De facto, a doutrina
administrativista tem considerado que, para além das formas de actuação formal
– o acto, o regulamento e o contrato administrativo -, a Administração Pública
pode desenvolver uma actividade à margem dos procedimentos e mecanismos
previstos na lei, afastando-se da legalidade formal[22].
Marcelo Rebelo de Sousa dá como
exemplos de actuações informais “declarações
de intenções da administração quanto a comportamentos a adoptar por si no
futuro”, “acordos de cavalheiros”
ou “protocolos entre a administração e
particulares quanto a condutas específicas futuras”, sendo que realça que
estes não têm qualquer tipo de vinculatividade[23].

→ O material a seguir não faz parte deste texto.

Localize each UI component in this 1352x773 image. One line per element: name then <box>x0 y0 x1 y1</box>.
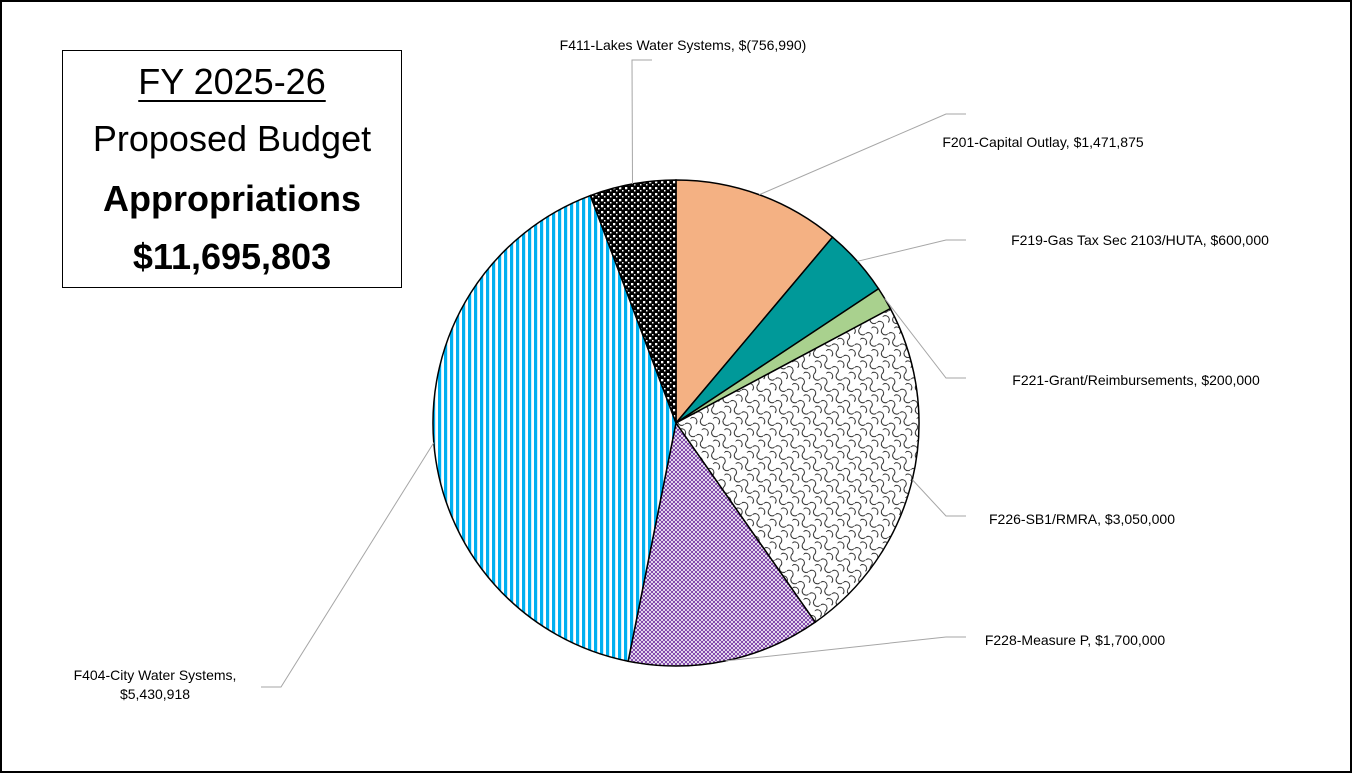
leader-lines <box>261 59 966 688</box>
title-box: FY 2025-26 Proposed Budget Appropriation… <box>62 50 402 288</box>
slice-label-4: F228-Measure P, $1,700,000 <box>985 632 1166 648</box>
leader-line-4 <box>725 636 966 662</box>
fiscal-year-title: FY 2025-26 <box>138 61 326 102</box>
leader-line-6 <box>631 59 652 184</box>
slice-label-3: F226-SB1/RMRA, $3,050,000 <box>989 511 1175 527</box>
slice-label-0: F201-Capital Outlay, $1,471,875 <box>942 134 1144 150</box>
slice-label-6: F411-Lakes Water Systems, $(756,990) <box>560 37 807 53</box>
appropriations-heading: Appropriations <box>103 178 361 219</box>
leader-line-5 <box>261 442 435 688</box>
slice-label-2: F221-Grant/Reimbursements, $200,000 <box>1012 372 1260 388</box>
leader-line-1 <box>857 239 966 262</box>
slice-labels: F201-Capital Outlay, $1,471,875 F219-Gas … <box>74 37 1270 702</box>
slice-label-1: F219-Gas Tax Sec 2103/HUTA, $600,000 <box>1011 232 1269 248</box>
pie-slices <box>432 179 920 667</box>
pie-slice-6 <box>589 179 677 424</box>
leader-line-0 <box>759 113 966 196</box>
total-amount: $11,695,803 <box>132 236 332 277</box>
budget-subtitle: Proposed Budget <box>92 118 372 159</box>
pie-slice-5 <box>432 194 677 663</box>
leader-line-3 <box>911 479 966 517</box>
leader-line-2 <box>884 298 966 379</box>
slice-label-5: F404-City Water Systems, $5,430,918 <box>74 667 237 702</box>
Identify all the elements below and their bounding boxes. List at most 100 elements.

Distingue-os, assim, dos contratos administrativos intraprocedimentais, que são
“acordos pelos quais a administração
pública e os interessados fixam o objecto e conteúdo do acto administrativo que
constituirá a decisão final de um determinado procedimento”[24],
sendo, assim, contratos de promessa.
Por sua vez, Paulo Otero trata precisamente da
temática do “enfraquecimento vinculativo
da legalidade”
[25],
referindo-se a dois fenómenos: a diferenciação da intensidade vinculativa da
legalidade (a chamada “soft law”) e a
actividade informal da Administração. Afirma, assim, que “A actividade informal da Administração aparece como expressão de
comportamentos administrativos dificilmente classificáveis dentro das diversas
formas tradicionais de actuação administrativa”[26],
como parece se aproximar este acordo com o Conselho Europeu, o Banco Central
Europeu e o Fundo Monetário Internacional. Há, assim, uma vinculação da
Administração à adopção de certos comportamentos, mas sem que lhe possa ser
imposto o seu cumprimento, e sem que haja responsabilidade pelo incumprimento.
Neste caso, o Memorando
de Entendimento foi negociado e assinado pelo Governo, sendo que segundo Paulo Otero, o art. 199.º, al. g),
Constituição da República Portuguesa é uma norma genericamente habilitadora do
exercício de uma actividade informal por parte do Governo, “permitindo-lhe, desde que isso se mostre necessário, a prática de
todos os actos e de todas as providências indispensáveis à realização dos
propósitos materiais e teleológicos definidos. Por isso mesmo, no domínio da
promoção do desenvolvimento económico-social e da satisfação das necessidades
colectivas, sem prejuízo do respeito pelos procedimentos e actos formais
previstos na lei, o Governo poderá ainda, desde que se depare com espaços sem
regulamentação jurídica específica, e em termos alternativos a emanar actos
formais directamente fundados nesta mesma disposição constitucional, produzir
uma actividade informal visando alcançar tais desideratos definidos pela
Constituição”[27].
Tendo em conta que o
art. 199.º, al. g), da Constituição da República Portuguesa é uma norma
genericamente habilitadora do exercício da actividade administrativa do
Governo, neste caso contrariamente, parece-nos verificar-se que a abertura da
mesma, fica muito comprimida face ao princípio da separação de poderes, artigo
111.º da Constituição da República Portuguesa, e acrescente-se ainda que Paulo Otero ressalva esta actividade
informal do Governo dizendo “…desde que
se depare com espaços sem regulamentação jurídica específica, …”, o que
face ao que se acaba de afirmar parece bastante duvidoso. Portanto parece-nos que na dúvida o governo não poderia através
do art.º 199.º n.º1, al. g) tomar a decisão de recorrer – ou melhor vincular-se
plenamente – à assistência financeira externa sem passar pela aprovação da
Assembleia da República e consequentemente “crivo”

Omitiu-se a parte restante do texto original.